Concerns to Be Aware Of
1. Higher Debt Levels
RH has aggressively repurchased its own shares using debt financing, resulting in a relatively high debt-to-market-cap ratio compared to other retailers. At approximately 25%, it passes the 33% Sharia threshold but leaves limited margin. If the stock price falls significantly, this ratio could approach the threshold. Investors should monitor this periodically.
2. Interest on Corporate Debt
The debt RH carries incurs interest expense. This is a concern for some scholars who prefer companies with minimal interest-bearing obligations. The company's core business is permissible, but the financial structure involves riba on the liability side.
3. Minor Interest Income
RH earns minimal interest on cash holdings. Scholars require purification of this portion.
Action required: Donate approximately 0.5% of any RH gains to charity as purification.
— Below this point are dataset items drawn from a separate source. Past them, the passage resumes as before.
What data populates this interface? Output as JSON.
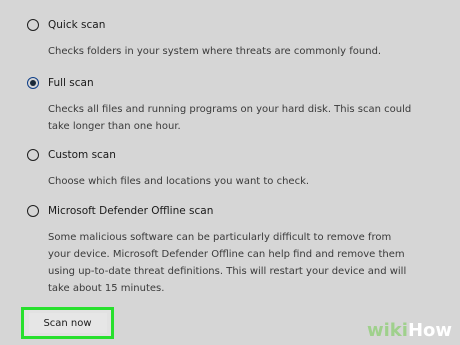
{
  "options": [
    {
      "label": "Quick scan",
      "description": "Checks folders in your system where threats are commonly found.",
      "selected": false
    },
    {
      "label": "Full scan",
      "description": "Checks all files and running programs on your hard disk. This scan could take longer than one hour.",
      "selected": true
    },
    {
      "label": "Custom scan",
      "description": "Choose which files and locations you want to check.",
      "selected": false
    },
    {
      "label": "Microsoft Defender Offline scan",
      "description": "Some malicious software can be particularly difficult to remove from your device. Microsoft Defender Offline can help find and remove them using up-to-date threat definitions. This will restart your device and will take about 15 minutes.",
      "selected": false
    }
  ],
  "actions": {
    "scan_now_label": "Scan now"
  },
  "watermark": {
    "wiki": "wiki",
    "how": "How"
  },
  "colors": {
    "background": "#d6d6d6",
    "highlight": "#27e02d",
    "radio_selected_border": "#0f3f88"
  }
}
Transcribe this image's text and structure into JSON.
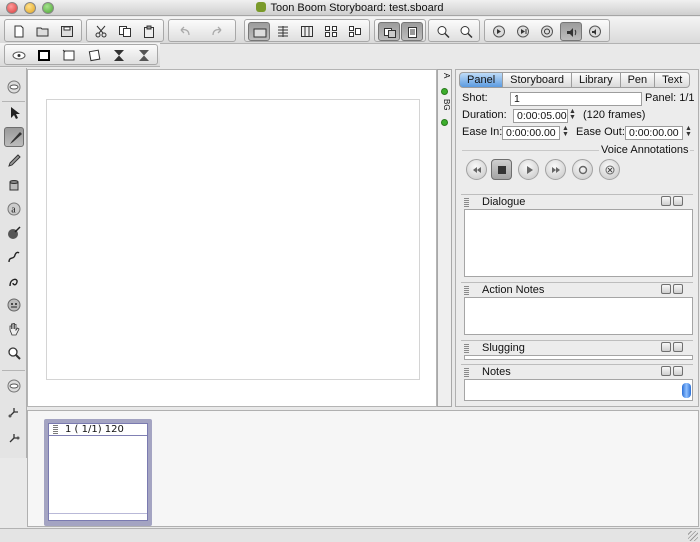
{
  "window": {
    "title": "Toon Boom Storyboard: test.sboard"
  },
  "toolbar": {
    "groups": [
      [
        "new-file-icon",
        "open-file-icon",
        "save-icon"
      ],
      [
        "cut-icon",
        "copy-icon",
        "paste-icon"
      ],
      [
        "undo-icon",
        "redo-icon"
      ],
      [
        "view-mode-1-icon",
        "view-mode-2-icon",
        "view-mode-3-icon",
        "view-mode-4-icon",
        "view-mode-5-icon"
      ],
      [
        "onion-skin-icon",
        "light-table-icon"
      ],
      [
        "zoom-in-icon",
        "zoom-out-icon"
      ],
      [
        "play-icon",
        "play-panel-icon",
        "loop-icon",
        "sound-icon",
        "sound-scrub-icon"
      ]
    ],
    "second_row": [
      "view-icon",
      "panel-1-icon",
      "panel-2-icon",
      "panel-3-icon",
      "flip-h-icon",
      "flip-v-icon"
    ]
  },
  "tools": [
    "view-tool-icon",
    "select-tool-icon",
    "brush-tool-icon",
    "pencil-tool-icon",
    "eraser-tool-icon",
    "text-tool-icon",
    "paint-tool-icon",
    "contour-tool-icon",
    "stroke-tool-icon",
    "transform-tool-icon",
    "hand-tool-icon",
    "zoom-tool-icon",
    "camera-view-icon",
    "camera-1-icon",
    "camera-2-icon"
  ],
  "layers": {
    "top_label": "A",
    "second_label": "BG"
  },
  "panel": {
    "tabs": [
      "Panel",
      "Storyboard",
      "Library",
      "Pen",
      "Text"
    ],
    "selected_tab": "Panel",
    "shot_label": "Shot:",
    "shot_value": "1",
    "panel_label": "Panel: 1/1",
    "duration_label": "Duration:",
    "duration_value": "0:00:05.00",
    "duration_frames": "(120 frames)",
    "ease_in_label": "Ease In:",
    "ease_in_value": "0:00:00.00",
    "ease_out_label": "Ease Out:",
    "ease_out_value": "0:00:00.00",
    "voice_annotations_label": "Voice Annotations",
    "sections": {
      "dialogue": "Dialogue",
      "action_notes": "Action Notes",
      "slugging": "Slugging",
      "notes": "Notes"
    }
  },
  "timeline": {
    "thumb_label": "1 ( 1/1)  120"
  },
  "colors": {
    "accent": "#5b9be0",
    "layer_dot": "#3cae2c"
  }
}
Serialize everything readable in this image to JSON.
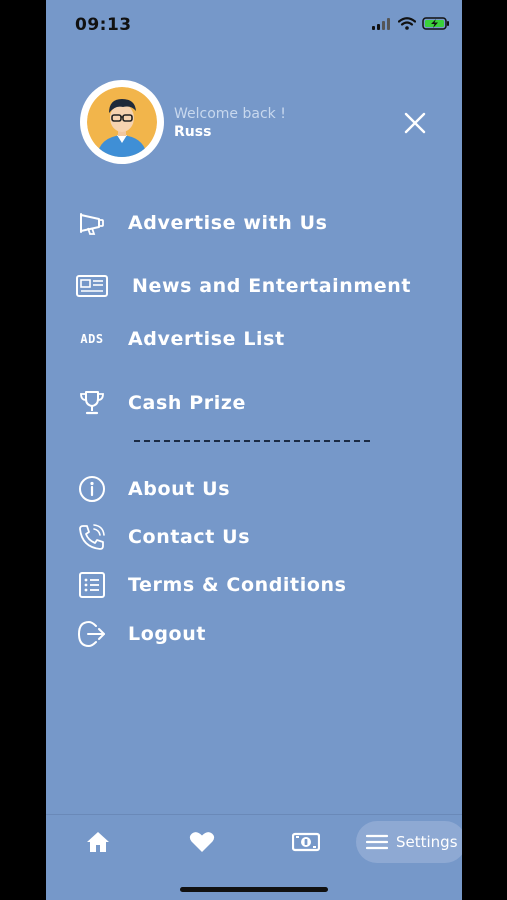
{
  "status_bar": {
    "time": "09:13"
  },
  "profile": {
    "welcome": "Welcome back !",
    "name": "Russ"
  },
  "menu": {
    "advertise": "Advertise with Us",
    "news": "News and Entertainment",
    "advertise_list": "Advertise List",
    "ads_icon_text": "ADS",
    "cash_prize": "Cash Prize",
    "about": "About Us",
    "contact": "Contact Us",
    "terms": "Terms & Conditions",
    "logout": "Logout"
  },
  "bottom_nav": {
    "settings_label": "Settings"
  },
  "colors": {
    "background": "#7698c9",
    "text": "#ffffff",
    "pill": "#8ea9d3"
  }
}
Verdict from Major Screening Agencies
RH stock is generally screened as compliant (halal) by:
- Zoya App — Compliant ✅
- MSCI Islamic criteria — Generally meets criteria ✅
- Most major Sharia advisory boards — Approved ✅
Bottom Line
RH (RH) is generally halal for Muslim investors. The company's luxury furniture business is entirely permissible, and it passes all Sharia financial screens. The main caution is monitoring debt ratios — currently within limits but less comfortable than peers. A minor purification for interest income is advisable.
RH represents an interesting way to gain exposure to the luxury consumer goods sector through a company selling entirely permissible products.